Didn’t want to pester at the time and you are a busy fellow but was wondering if you ever took a look at these changes and if you wanted to add them into the library. Not sure how much drift has occurred between then and now but would be cool. I’ve always just been running with a custom lemur jar. Let me know.

What I don’t understand is why you had to modify Lemur’s classes to do this and couldn’t have just done it as an add on utility. I haven’t had time to download a source brick to poke through (and probably won’t for 18 months or so.)

If you are willing to explain why you had to make Lemur modifications then maybe we can discuss it from there.

To answer your question I spent some time looking over the code to refresh my memory and as an exercise left the changes in a separate branch locally on lemur and moved the important files into my project.

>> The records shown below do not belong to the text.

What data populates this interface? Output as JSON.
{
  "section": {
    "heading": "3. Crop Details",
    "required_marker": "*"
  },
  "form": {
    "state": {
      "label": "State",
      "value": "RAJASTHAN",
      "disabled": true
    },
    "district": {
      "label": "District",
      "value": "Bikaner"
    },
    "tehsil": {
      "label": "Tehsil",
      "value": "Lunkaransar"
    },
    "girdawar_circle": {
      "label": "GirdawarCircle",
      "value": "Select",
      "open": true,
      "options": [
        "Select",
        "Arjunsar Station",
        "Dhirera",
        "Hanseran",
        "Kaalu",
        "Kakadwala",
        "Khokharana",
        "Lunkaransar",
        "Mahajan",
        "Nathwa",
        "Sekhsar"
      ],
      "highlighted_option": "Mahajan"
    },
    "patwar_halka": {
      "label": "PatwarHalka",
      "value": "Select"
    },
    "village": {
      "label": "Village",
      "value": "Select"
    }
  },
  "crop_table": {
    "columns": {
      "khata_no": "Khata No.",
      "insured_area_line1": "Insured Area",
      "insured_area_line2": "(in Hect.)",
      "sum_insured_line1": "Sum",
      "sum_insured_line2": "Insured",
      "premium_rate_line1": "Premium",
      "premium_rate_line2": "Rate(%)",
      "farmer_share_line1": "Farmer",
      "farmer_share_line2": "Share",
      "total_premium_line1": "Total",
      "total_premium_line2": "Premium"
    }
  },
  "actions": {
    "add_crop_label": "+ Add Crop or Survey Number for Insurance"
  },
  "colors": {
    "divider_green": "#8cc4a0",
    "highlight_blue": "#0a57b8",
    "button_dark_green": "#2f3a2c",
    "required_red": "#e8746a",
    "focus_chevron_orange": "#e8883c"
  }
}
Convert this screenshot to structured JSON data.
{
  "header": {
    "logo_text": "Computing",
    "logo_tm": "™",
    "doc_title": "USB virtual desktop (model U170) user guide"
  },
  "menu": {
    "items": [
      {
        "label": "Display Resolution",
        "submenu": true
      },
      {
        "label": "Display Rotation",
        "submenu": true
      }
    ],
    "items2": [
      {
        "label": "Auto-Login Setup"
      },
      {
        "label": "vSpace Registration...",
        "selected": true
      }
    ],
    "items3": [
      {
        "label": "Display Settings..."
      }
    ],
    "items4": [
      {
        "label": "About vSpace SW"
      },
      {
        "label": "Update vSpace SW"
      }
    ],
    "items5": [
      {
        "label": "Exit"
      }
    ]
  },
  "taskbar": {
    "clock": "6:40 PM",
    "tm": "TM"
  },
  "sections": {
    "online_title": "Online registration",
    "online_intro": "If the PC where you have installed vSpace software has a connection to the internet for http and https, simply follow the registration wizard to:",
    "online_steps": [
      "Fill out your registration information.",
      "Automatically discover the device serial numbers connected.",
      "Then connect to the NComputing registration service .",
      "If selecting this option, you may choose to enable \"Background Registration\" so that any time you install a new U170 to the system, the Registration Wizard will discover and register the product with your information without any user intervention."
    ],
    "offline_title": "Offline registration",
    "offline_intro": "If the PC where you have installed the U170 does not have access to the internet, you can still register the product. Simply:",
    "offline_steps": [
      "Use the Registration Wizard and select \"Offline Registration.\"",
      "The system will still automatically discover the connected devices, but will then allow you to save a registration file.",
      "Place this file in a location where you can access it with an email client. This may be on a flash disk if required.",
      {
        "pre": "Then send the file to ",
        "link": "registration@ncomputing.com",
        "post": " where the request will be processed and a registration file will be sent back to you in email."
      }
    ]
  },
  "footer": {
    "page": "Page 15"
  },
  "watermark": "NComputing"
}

Initially I wanted to modify the library so that other people could use it if they found it helpful. Some libraries have a great suite of Easings that you can apply and I thought it would also be useful to bring that to Lemur users. Now why did I have to make changes to the underlying library? If you look on the page I linked some of the easings go below 0 and above 1. The way lemur is currently written seems to support easings exclusively between 0 and 1 or length. The majority of the changes I made were to accommodate that. There are some other organizational things I tried to change like package structure since there could be many Easings now, changing names like Curve to Easing etc but those are more aesthetic.

As a concrete example:

   @Override
    protected void doInterpolate( double t ) {
        // Interpolate
        value.interpolateLocal(from, to, (float)t);
        target.setLocalScale(value);
    }

became

   @Override
    protected void doInterpolate( double t ) {
        doInterpolate(t, t);
    }
    
    @Override
    protected void doInterpolate(double time, double modulatedTime) {
    	// Interpolate
        value.interpolateLocal(from, to, (float)modulatedTime);
        target.setLocalScale(value);
    }

which allowed for the scale to change below 0 and above 1 or length.

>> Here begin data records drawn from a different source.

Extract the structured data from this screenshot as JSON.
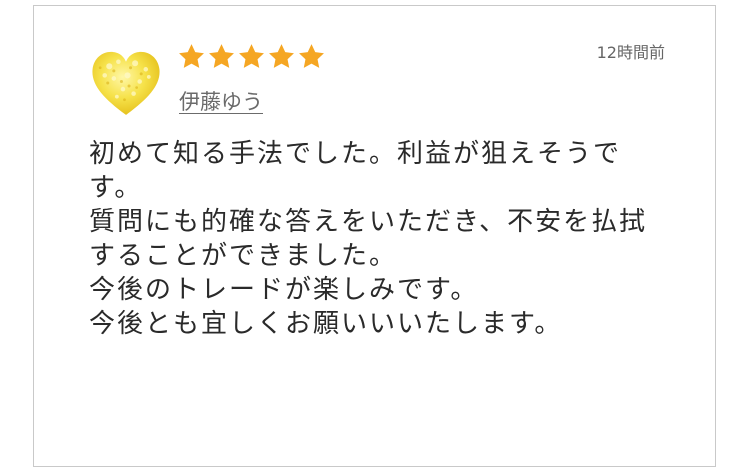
{
  "review": {
    "rating": 5,
    "rating_max": 5,
    "star_color": "#f5a623",
    "avatar_icon": "yellow-flower-heart",
    "reviewer_name": "伊藤ゆう",
    "timestamp": "12時間前",
    "lines": [
      "初めて知る手法でした。利益が狙えそうで",
      "す。",
      "質問にも的確な答えをいただき、不安を払拭",
      "することができました。",
      "今後のトレードが楽しみです。",
      "今後とも宜しくお願いいいたします。"
    ]
  }
}
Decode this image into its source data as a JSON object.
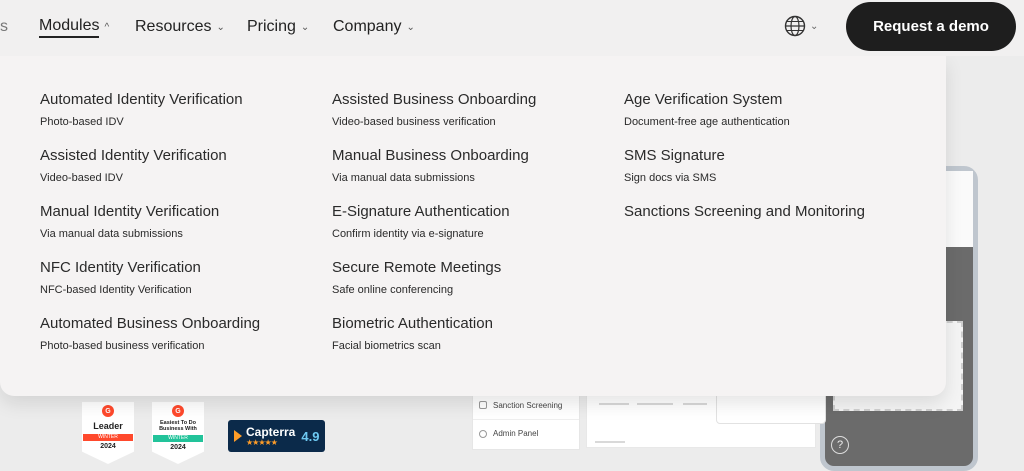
{
  "nav": {
    "stub": "s",
    "items": [
      {
        "label": "Modules",
        "active": true
      },
      {
        "label": "Resources"
      },
      {
        "label": "Pricing"
      },
      {
        "label": "Company"
      }
    ],
    "language_icon": "globe-icon",
    "cta_label": "Request a demo"
  },
  "modules_menu": {
    "columns": [
      [
        {
          "title": "Automated Identity Verification",
          "subtitle": "Photo-based IDV"
        },
        {
          "title": "Assisted Identity Verification",
          "subtitle": "Video-based IDV"
        },
        {
          "title": "Manual Identity Verification",
          "subtitle": "Via manual data submissions"
        },
        {
          "title": "NFC Identity Verification",
          "subtitle": "NFC-based Identity Verification"
        },
        {
          "title": "Automated Business Onboarding",
          "subtitle": "Photo-based business verification"
        }
      ],
      [
        {
          "title": "Assisted Business Onboarding",
          "subtitle": "Video-based business verification"
        },
        {
          "title": "Manual Business Onboarding",
          "subtitle": "Via manual data submissions"
        },
        {
          "title": "E-Signature Authentication",
          "subtitle": "Confirm identity via e-signature"
        },
        {
          "title": "Secure Remote Meetings",
          "subtitle": "Safe online conferencing"
        },
        {
          "title": "Biometric Authentication",
          "subtitle": "Facial biometrics scan"
        }
      ],
      [
        {
          "title": "Age Verification System",
          "subtitle": "Document-free age authentication"
        },
        {
          "title": "SMS Signature",
          "subtitle": "Sign docs via SMS"
        },
        {
          "title": "Sanctions Screening and Monitoring",
          "subtitle": ""
        }
      ]
    ]
  },
  "background": {
    "admin_rows": [
      "Sanction Screening",
      "Admin Panel"
    ],
    "help_glyph": "?",
    "badges": [
      {
        "logo": "G",
        "title": "Leader",
        "ribbon": "WINTER",
        "year": "2024",
        "ribbon_color": "#ff492c"
      },
      {
        "logo": "G",
        "title": "Easiest To Do Business With",
        "ribbon": "WINTER",
        "year": "2024",
        "ribbon_color": "#22c39a"
      }
    ],
    "capterra": {
      "name": "Capterra",
      "stars": "★★★★★",
      "score": "4.9"
    }
  },
  "colors": {
    "cta_bg": "#1e1e1e",
    "dropdown_bg": "#f5f3f3",
    "page_bg": "#eeeded"
  }
}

Yeah, from Lemur’s animation perspective, interpolations outside of 0…1 don’t make sense. 0 is the start, 1 is the end. What does “after the end” or “before the beginning” mean? it would break some things for sure.

I was just making sure there weren’t core modifications required to make your stuff work since it could be a sign that I missed something.

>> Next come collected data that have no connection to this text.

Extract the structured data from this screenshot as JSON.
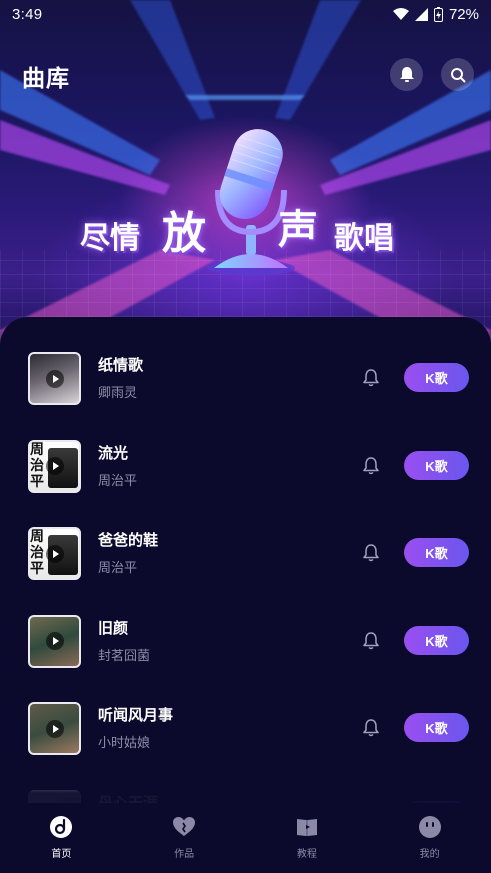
{
  "status_bar": {
    "time": "3:49",
    "battery": "72%"
  },
  "header": {
    "title": "曲库"
  },
  "banner": {
    "slogan_parts": [
      "尽情",
      "放",
      "声",
      "歌唱"
    ]
  },
  "songs": [
    {
      "title": "纸情歌",
      "artist": "卿雨灵",
      "action_label": "K歌",
      "cover_text": ""
    },
    {
      "title": "流光",
      "artist": "周治平",
      "action_label": "K歌",
      "cover_text": "周治平"
    },
    {
      "title": "爸爸的鞋",
      "artist": "周治平",
      "action_label": "K歌",
      "cover_text": "周治平"
    },
    {
      "title": "旧颜",
      "artist": "封茗囧菌",
      "action_label": "K歌",
      "cover_text": ""
    },
    {
      "title": "听闻风月事",
      "artist": "小时姑娘",
      "action_label": "K歌",
      "cover_text": ""
    },
    {
      "title": "丹心天涯",
      "artist": "",
      "action_label": "K歌",
      "cover_text": ""
    }
  ],
  "bottom_nav": [
    {
      "label": "首页",
      "icon": "home-disc-icon",
      "active": true
    },
    {
      "label": "作品",
      "icon": "heart-icon",
      "active": false
    },
    {
      "label": "教程",
      "icon": "book-icon",
      "active": false
    },
    {
      "label": "我的",
      "icon": "face-icon",
      "active": false
    }
  ],
  "colors": {
    "accent_start": "#9a4ff0",
    "accent_end": "#6a56ee",
    "background": "#0c0a2c"
  }
}
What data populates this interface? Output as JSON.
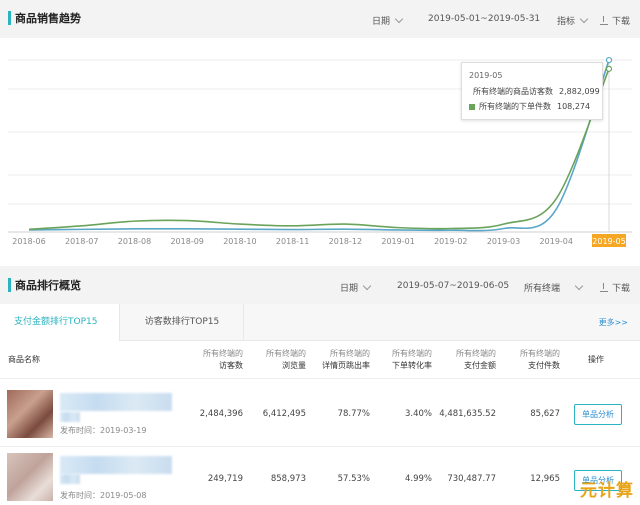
{
  "sales_trend": {
    "title": "商品销售趋势",
    "date_label": "日期",
    "date_range": "2019-05-01~2019-05-31",
    "metric_label": "指标",
    "download_label": "下载",
    "tooltip": {
      "date": "2019-05",
      "rows": [
        {
          "label": "所有终端的商品访客数",
          "value": "2,882,099",
          "color": "#5aa7c8"
        },
        {
          "label": "所有终端的下单件数",
          "value": "108,274",
          "color": "#6aa35a"
        }
      ]
    }
  },
  "chart_data": {
    "type": "line",
    "categories": [
      "2018-06",
      "2018-07",
      "2018-08",
      "2018-09",
      "2018-10",
      "2018-11",
      "2018-12",
      "2019-01",
      "2019-02",
      "2019-03",
      "2019-04",
      "2019-05"
    ],
    "highlighted_category": "2019-05",
    "grid": true,
    "series": [
      {
        "name": "所有终端的商品访客数",
        "color": "#5aa7c8",
        "values": [
          0.012,
          0.015,
          0.018,
          0.018,
          0.016,
          0.014,
          0.016,
          0.012,
          0.01,
          0.02,
          0.13,
          0.98
        ]
      },
      {
        "name": "所有终端的下单件数",
        "color": "#6aa35a",
        "values": [
          0.015,
          0.035,
          0.062,
          0.065,
          0.045,
          0.035,
          0.045,
          0.025,
          0.02,
          0.045,
          0.19,
          0.93
        ]
      }
    ]
  },
  "ranking": {
    "title": "商品排行概览",
    "date_label": "日期",
    "date_range": "2019-05-07~2019-06-05",
    "terminal_label": "所有终端",
    "download_label": "下载",
    "tabs": [
      "支付金额排行TOP15",
      "访客数排行TOP15"
    ],
    "more_label": "更多>>",
    "columns": {
      "name": "商品名称",
      "visitors": [
        "所有终端的",
        "访客数"
      ],
      "pageviews": [
        "所有终端的",
        "浏览量"
      ],
      "bounce": [
        "所有终端的",
        "详情页跳出率"
      ],
      "conversion": [
        "所有终端的",
        "下单转化率"
      ],
      "amount": [
        "所有终端的",
        "支付金额"
      ],
      "pieces": [
        "所有终端的",
        "支付件数"
      ],
      "action": "操作"
    },
    "rows": [
      {
        "publish": "发布时间：2019-03-19",
        "visitors": "2,484,396",
        "pageviews": "6,412,495",
        "bounce": "78.77%",
        "conversion": "3.40%",
        "amount": "4,481,635.52",
        "pieces": "85,627",
        "action": "单品分析"
      },
      {
        "publish": "发布时间：2019-05-08",
        "visitors": "249,719",
        "pageviews": "858,973",
        "bounce": "57.53%",
        "conversion": "4.99%",
        "amount": "730,487.77",
        "pieces": "12,965",
        "action": "单品分析"
      }
    ]
  },
  "watermark": "元计算"
}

Being able to point users to your add-on is the quickest way to get feedback before I get off my butt and integrate anything into Lemur itself.

After your input and looking at it harder and testing I think I can make it work without changing the underlying library. I think I based my Easing class too much off of your Curve class and by making some changes can make it work without underlying library changes. There was a subtlety between time and the result of the easing function that I didn’t see could be handled in a certain way that I think I understand better now. If I get it to a decent point I’ll upload my add ons.